DataLex and DQL never depend on each other's internals. They speak through a published, versioned JSON Schema spec at duckcode-ai/manifest-spec:

  • schemas/v1/datalex-manifest.schema.json — DataLex compiler output
  • schemas/v1/dql-manifest.schema.json — DQL compiler output
  • docs/interop.md — the contract-id binding and resolution rules
  • docs/versioning.md — SemVer + RFC discipline + 12-month support windows

Third-party tools (Atlan, Marquez, Monte Carlo, Datadog) can read these schemas without depending on either compiler. That's the moat.

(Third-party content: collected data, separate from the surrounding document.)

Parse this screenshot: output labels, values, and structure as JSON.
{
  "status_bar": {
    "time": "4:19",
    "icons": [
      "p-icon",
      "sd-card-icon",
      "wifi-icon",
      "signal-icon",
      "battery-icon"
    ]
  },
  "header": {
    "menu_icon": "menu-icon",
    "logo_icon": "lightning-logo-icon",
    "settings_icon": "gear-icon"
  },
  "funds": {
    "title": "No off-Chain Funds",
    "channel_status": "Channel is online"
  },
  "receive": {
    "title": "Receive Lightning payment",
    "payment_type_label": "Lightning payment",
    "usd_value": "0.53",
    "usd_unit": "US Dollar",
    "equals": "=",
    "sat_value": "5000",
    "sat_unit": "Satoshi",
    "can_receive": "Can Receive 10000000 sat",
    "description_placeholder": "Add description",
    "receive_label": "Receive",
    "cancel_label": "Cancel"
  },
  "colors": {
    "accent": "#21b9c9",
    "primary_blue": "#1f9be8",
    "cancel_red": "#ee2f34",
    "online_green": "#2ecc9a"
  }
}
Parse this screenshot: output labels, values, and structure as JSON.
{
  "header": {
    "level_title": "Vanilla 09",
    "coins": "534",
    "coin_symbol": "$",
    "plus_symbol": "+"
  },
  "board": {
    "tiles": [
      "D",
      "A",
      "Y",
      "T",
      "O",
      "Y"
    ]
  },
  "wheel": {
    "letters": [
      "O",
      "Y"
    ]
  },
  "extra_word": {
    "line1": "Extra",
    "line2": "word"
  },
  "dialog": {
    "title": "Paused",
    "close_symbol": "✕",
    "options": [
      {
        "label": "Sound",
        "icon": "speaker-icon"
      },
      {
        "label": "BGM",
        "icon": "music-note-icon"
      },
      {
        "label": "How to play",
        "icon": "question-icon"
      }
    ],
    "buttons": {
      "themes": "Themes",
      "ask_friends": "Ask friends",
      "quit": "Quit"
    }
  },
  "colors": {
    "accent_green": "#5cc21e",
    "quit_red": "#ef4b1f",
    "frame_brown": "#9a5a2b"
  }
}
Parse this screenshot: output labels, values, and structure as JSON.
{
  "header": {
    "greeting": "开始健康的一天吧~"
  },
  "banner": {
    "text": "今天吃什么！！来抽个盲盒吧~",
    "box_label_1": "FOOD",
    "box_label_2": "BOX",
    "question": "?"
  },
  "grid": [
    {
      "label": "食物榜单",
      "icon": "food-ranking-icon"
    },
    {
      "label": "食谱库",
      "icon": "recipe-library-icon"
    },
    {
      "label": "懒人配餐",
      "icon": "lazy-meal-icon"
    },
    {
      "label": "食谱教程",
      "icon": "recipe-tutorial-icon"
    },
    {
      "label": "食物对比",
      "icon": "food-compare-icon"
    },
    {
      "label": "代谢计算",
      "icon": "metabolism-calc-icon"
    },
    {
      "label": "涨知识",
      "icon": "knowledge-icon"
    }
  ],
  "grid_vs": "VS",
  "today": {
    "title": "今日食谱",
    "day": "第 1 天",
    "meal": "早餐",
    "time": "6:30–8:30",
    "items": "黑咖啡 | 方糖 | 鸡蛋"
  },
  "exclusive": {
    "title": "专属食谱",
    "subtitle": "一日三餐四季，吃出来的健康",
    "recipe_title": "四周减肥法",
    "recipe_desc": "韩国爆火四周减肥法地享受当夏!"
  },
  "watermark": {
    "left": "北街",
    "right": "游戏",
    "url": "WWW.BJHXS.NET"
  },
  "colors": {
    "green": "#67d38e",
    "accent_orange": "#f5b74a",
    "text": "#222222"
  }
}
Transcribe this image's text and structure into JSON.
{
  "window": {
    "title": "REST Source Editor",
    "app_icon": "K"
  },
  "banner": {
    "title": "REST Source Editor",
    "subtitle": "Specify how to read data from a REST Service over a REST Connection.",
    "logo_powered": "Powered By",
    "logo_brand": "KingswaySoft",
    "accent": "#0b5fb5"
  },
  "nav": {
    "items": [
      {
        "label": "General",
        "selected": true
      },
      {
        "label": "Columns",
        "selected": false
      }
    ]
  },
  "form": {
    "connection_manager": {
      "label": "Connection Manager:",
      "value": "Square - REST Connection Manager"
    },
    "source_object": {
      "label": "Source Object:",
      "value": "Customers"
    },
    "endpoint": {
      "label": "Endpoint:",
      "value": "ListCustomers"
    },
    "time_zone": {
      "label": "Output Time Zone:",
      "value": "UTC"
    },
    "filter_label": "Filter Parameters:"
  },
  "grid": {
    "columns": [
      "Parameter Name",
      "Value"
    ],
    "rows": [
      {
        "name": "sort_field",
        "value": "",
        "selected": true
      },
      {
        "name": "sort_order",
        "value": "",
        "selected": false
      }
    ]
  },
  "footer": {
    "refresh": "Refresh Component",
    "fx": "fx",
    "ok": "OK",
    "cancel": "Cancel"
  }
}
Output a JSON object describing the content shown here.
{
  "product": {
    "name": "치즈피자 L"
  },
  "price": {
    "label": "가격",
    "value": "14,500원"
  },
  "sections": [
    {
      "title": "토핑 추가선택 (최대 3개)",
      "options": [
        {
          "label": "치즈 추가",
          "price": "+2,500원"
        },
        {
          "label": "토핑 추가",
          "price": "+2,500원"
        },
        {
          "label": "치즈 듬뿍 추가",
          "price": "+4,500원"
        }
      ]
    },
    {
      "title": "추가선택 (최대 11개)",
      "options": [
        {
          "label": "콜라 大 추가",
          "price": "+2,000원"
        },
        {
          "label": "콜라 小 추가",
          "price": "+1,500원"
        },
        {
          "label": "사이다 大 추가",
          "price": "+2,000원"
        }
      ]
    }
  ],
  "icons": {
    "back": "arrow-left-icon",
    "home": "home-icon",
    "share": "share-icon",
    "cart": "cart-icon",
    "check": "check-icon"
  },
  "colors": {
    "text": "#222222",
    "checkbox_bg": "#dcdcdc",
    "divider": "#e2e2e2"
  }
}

Why federation, not a unified product

The two languages have different audiences, different runtimes (Python vs. TypeScript), and different release cadences. Combining them in one repo would slow both down. Federation via spec is the pattern proven by dbt's manifest, OpenAPI, and OpenLineage: shared contracts at the boundary, independent evolution at the implementation. We followed that pattern deliberately.